Эти слова она сказала уже не Иоахиму, а доктору, который остановился за спиной своего сына и уже давно слушал ее жалобы. Доктор понимал, каким беспомощным чувствует себя Иоахим и как ужасает его правда, которую он узнал.
— Как-нибудь я вам это устрою, Ястшембска, — сказал Неглович и на листочке со списком фамилий, который висел на доске объявлений, дописал карандашом: «Псалом 105, стих 39». И расписался.
Дома Иоахим спросил отца:
— И они испугаются слов псалма?
— Не знаю, — честно ответил доктор. — Я только помню, что утром говорил пастор Давид Кнотхе. Человеком руководит страх. Дело только в том, что не все боятся одного и того же.
— А откуда ты так хорошо знаешь псалмы, отец?
— Как это, откуда знаю? — удивился отец. — Мы все-таки стали здешними.
Еще в тот самый день, поздно вечером, пришел к доктору солтыс Ионаш Вонтрух и показал новый список, в котором старая Ястшембска занимала четвертое место. «Много зла выпадает праведнику, но от этого спасает его Господь», — сообщил Ионаш Вонтрух, прощаясь с доктором.
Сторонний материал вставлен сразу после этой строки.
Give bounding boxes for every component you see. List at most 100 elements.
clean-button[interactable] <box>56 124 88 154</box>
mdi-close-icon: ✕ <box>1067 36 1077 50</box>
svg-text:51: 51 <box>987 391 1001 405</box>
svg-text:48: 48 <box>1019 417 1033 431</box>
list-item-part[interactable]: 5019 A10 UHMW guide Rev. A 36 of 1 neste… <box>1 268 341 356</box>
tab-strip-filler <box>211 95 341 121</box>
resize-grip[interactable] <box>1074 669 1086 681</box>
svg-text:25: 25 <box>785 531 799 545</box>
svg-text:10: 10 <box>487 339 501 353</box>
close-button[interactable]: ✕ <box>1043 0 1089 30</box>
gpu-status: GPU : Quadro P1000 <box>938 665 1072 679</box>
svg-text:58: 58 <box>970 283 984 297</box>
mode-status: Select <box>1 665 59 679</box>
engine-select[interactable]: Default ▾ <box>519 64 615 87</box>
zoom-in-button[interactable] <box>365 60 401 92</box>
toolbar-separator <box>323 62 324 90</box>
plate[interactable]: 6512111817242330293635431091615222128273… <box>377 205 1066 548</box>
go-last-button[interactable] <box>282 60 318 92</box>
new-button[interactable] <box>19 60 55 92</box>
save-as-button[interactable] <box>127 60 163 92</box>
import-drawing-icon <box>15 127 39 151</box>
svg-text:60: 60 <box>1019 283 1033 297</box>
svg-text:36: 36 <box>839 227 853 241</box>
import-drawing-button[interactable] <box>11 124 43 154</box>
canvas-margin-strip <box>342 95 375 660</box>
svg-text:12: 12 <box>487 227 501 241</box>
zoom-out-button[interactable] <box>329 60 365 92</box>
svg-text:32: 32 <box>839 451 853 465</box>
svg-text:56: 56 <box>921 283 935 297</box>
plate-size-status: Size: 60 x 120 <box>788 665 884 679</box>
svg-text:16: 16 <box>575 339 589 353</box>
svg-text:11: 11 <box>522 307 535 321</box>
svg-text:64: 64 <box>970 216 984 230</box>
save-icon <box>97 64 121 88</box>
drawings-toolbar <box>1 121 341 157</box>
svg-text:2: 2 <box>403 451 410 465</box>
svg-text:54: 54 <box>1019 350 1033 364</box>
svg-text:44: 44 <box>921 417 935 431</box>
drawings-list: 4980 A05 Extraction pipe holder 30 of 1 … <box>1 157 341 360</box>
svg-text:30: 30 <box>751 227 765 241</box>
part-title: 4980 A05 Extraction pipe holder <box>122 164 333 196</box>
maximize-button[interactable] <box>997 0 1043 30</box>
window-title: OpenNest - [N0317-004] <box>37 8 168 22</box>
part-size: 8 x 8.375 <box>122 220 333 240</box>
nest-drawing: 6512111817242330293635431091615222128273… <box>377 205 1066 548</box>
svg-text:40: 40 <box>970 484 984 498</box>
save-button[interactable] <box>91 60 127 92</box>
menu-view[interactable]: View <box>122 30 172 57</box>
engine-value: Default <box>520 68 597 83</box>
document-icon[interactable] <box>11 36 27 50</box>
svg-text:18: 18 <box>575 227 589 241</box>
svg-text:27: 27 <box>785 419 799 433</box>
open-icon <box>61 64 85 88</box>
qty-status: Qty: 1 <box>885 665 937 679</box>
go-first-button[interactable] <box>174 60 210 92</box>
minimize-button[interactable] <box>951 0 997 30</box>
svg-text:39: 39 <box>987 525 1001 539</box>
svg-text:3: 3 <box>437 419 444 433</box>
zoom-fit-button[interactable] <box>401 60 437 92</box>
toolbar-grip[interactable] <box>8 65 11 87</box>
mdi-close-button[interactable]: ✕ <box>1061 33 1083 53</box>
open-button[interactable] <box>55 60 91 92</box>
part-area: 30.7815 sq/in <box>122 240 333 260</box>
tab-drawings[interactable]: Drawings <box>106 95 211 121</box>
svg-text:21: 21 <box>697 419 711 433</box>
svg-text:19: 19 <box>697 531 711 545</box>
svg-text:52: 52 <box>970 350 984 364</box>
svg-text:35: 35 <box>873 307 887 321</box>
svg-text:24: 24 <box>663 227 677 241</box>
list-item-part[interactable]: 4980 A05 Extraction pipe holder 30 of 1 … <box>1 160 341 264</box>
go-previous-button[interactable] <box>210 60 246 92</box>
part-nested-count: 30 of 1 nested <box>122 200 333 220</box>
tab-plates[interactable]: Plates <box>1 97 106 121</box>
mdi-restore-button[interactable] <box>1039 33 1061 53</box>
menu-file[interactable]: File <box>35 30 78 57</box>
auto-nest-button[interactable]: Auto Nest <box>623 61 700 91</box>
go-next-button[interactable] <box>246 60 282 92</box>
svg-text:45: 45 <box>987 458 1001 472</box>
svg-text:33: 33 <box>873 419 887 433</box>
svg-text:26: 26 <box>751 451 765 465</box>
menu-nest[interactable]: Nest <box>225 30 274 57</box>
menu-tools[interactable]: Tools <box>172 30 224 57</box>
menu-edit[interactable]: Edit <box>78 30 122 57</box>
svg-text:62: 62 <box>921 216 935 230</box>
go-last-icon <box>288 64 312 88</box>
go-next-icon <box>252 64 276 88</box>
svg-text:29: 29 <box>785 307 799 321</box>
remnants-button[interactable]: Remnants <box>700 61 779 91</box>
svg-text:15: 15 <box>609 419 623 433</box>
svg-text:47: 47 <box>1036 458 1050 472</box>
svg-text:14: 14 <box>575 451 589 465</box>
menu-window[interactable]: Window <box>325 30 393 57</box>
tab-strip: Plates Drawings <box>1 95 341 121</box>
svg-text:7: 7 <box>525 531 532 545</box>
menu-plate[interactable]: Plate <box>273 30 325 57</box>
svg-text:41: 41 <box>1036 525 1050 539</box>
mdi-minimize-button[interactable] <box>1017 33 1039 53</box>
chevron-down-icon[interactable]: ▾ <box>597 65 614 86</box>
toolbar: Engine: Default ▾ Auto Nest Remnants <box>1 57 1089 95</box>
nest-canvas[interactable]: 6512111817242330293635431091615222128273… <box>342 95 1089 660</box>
Удивленный раскаянием солтыса, Иоахим попросил Гертруду, чтобы она одолжила ему Библию. Он нашел в ней тот стих, который звучал: «Оскверняли себя делами своими, блудодействовали изобретениями своими». Понял Иоахим, что, упоминая о блудодействе изобретениями, отец имел в виду тракторы и сеялки. Он понял и то, какую великую правду он услышал от пастора Давида Кнотхе. О страхе, который руководит человеком.
Наутро доктор отвез сына на станцию, где останавливался поезд со спальным вагоном. Целуя на прощание отца в щеку, Иоахим уже наверняка знал, что никогда не перестанет думать о доме на полуострове и не забудет, что он — из рода тех, кто даже не требует ничего от Клобуков.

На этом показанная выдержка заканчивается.